Ein 45 Jahre alter Mann empfand seine Situation als völlig unerträglich und sah sich gezwungen, in eine andere Stadt zu ziehen. Als er
sich gerade anschickte umzuziehen, entwickelten sich in der anderen
Stadt Schwierigkeiten, die seinen Umzug unmöglich machten. In seiner verzweifelten Lage bestieg er dennoch den Zug in die neue Stadt.
Auf halbem Wege zu seinem Bestimmungsort stieg er bei einer Station aus, um auf dem Bahnsteig auf und ab zu gehen. Als der Schaffner »Alles einsteigen« rief, hatte er plötzlich das Gefühl, daß er weder
weiterfahren noch nach Hause zurückkehren konnte; er brach auf
der Stelle tot zusammen. Er reiste mit einem Freund, einem Berufskollegen, mit dem er sein trauriges Schicksal teilte. Die Autopsie ergab einen Herzinfarkt.179
Eine 27jährige asthmatische Frau starb offensichtlich an einem
Herzstillstand und hatte weder vor noch während des Interviews einen Asthmaanfall erlitten. Sie hatte sich nur widerstrebend in eine
Diskussion über ihre psychischen Probleme hineinziehen lassen, bei
der die Demütigung einer Verführung, ein außereheliches Kind und
ein Vergewaltigungsversuch durch ihren Bruder zur Sprache kamen.

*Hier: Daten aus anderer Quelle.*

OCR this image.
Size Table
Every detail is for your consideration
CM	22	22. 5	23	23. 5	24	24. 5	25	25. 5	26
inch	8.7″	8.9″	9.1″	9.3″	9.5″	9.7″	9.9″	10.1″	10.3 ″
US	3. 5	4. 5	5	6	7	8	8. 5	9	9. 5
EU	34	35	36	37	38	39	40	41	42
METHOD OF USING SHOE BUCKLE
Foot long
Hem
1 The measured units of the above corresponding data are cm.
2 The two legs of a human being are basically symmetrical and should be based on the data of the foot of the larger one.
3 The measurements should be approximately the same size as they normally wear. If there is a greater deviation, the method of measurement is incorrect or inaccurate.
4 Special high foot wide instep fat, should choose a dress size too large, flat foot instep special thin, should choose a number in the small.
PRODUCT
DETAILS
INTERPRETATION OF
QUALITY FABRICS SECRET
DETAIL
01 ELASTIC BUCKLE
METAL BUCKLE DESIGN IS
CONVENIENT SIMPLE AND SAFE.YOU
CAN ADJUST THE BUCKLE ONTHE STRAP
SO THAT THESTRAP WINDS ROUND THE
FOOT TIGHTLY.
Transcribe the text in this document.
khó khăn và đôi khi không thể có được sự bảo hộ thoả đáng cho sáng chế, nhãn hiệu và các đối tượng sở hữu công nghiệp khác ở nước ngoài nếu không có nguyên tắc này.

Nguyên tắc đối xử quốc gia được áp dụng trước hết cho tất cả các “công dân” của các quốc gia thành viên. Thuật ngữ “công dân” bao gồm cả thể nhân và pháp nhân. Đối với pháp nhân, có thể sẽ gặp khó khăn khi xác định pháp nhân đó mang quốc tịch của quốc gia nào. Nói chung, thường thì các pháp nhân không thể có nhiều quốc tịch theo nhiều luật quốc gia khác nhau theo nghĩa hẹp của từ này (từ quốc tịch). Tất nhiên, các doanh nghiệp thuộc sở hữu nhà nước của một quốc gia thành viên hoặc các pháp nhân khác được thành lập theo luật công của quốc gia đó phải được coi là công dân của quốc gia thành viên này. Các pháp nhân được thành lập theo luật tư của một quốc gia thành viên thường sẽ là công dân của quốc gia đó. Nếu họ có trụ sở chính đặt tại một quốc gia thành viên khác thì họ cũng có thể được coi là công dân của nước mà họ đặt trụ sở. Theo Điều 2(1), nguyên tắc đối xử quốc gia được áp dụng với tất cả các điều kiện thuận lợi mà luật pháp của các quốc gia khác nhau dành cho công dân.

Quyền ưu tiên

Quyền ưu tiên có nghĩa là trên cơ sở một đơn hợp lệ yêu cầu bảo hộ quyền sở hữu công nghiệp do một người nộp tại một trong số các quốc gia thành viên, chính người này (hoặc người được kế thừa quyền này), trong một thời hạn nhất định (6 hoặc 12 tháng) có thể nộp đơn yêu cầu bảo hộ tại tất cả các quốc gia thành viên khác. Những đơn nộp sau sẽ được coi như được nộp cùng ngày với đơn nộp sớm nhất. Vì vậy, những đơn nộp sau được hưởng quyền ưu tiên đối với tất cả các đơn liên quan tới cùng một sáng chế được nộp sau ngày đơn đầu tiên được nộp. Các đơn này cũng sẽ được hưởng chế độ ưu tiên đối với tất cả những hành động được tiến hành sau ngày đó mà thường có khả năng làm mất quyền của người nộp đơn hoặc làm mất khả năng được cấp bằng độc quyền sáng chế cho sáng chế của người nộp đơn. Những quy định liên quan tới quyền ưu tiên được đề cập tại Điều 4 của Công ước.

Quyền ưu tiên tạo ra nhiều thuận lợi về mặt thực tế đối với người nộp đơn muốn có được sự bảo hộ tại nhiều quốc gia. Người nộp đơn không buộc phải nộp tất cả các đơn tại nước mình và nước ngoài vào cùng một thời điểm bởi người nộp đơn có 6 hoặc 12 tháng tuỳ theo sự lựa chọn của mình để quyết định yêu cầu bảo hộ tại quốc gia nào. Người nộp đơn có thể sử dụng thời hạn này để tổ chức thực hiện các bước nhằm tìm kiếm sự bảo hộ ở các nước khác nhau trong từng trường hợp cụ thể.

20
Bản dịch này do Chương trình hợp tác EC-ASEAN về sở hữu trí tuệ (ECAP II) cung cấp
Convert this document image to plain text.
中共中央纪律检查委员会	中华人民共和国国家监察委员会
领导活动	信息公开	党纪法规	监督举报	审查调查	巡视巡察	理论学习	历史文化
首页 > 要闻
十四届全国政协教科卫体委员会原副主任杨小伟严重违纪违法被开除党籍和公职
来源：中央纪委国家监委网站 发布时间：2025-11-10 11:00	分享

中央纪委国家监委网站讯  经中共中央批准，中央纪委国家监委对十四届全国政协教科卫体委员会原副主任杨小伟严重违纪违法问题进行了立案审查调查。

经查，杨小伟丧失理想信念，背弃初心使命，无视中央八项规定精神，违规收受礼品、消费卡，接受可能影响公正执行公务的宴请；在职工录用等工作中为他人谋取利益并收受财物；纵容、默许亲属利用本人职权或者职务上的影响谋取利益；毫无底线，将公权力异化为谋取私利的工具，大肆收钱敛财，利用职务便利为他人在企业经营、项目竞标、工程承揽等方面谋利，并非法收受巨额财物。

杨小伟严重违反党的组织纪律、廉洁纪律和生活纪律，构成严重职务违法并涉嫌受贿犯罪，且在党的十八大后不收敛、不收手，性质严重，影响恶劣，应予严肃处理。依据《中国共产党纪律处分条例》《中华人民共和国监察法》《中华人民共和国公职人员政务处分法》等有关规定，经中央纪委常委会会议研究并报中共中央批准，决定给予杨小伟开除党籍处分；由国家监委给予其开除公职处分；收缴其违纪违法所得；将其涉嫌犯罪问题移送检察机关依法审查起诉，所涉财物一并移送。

Als sie erzählte, wie sie zunehmend von ihrer Familie zurückgewiesen und abgeschnitten worden war, wie sie die Universität bereits im
ersten Jahr hatte verlassen müssen und wie sie schlecht bezahlte
Stellungen annehmen mußte, die sie wegen ihrer Asthmaanfälle doch
bald wieder verlor, wurde sie immer aufgeregter, weinte, hyperventilierte und brach schließlich bewußtlos zusammen, als sie sagte:
»Natürlich verlor ich immer meinen Job und hatte keine Hoffnung
mehr, mich zu erholen. Deshalb wollte ich sterben und will eigentlich
immer sterben, weil ich zu überhaupt nichts tauge«.180
123
Die Ergebnisse aus Rochester bleiben nicht auf Falldarstellungen beschränkt. 51 Frauen,
die sich regelmäßig Krebsvorsorgeuntersuchungen unterzogen, wurden ausführlich befragt.181 Bei jeder waren »verdächtige« Zellen im Gebärmutterhals festgestellt worden,
die aber nicht als bösartig diagnostiziert wurden. Es ergab sich aus den Interviews, daß
18 der Frauen in den vergangenen sechs Monaten einen bedeutsamen Verlust hatten
hinnehmen müssen, der zu Gefühlen von Hoffnungslosigkeit geführt hatte. Die anderen
Frauen hatten kein derartiges Ereignis in ihrem Leben erfahren. Die Forscher sagten
voraus, daß gerade diese 18 Frauen mit Gefühlen der Hoffnungslosigkeit für die Entwicklung von Karzinomen prädisponiert sein würden, auch wenn beide Gruppen gleichermaßen gesund schienen. 11 von den 18 Patientinnen, die Hoffnungslosigkeit erlebt
hatten, bekamen später Krebs. Von den übrigen 33 Patientinnen bekamen nur acht
Krebs.
Auch der Tod aus Trauer, wie ihn Flint nach dem Tod Flos starb, ist bei Menschen statistisch nachgewiesen worden. 4500 Witwer, 55 Jahre und älter, wurden vom British Medical Records erfaßt. Während der ersten sechs Monate ihrer Trauer starben 231.182 Diese Todesrate liegt um 40% über der für diese Altersgruppe erwarteten. Nach den ersten
sechs Monaten sank die Todesrate auf das normale Niveau. Der Hauptanteil dieser gesteigerten Todesrate ging wahrscheinlich auf Herz-Kreislaufkrankheiten zurück.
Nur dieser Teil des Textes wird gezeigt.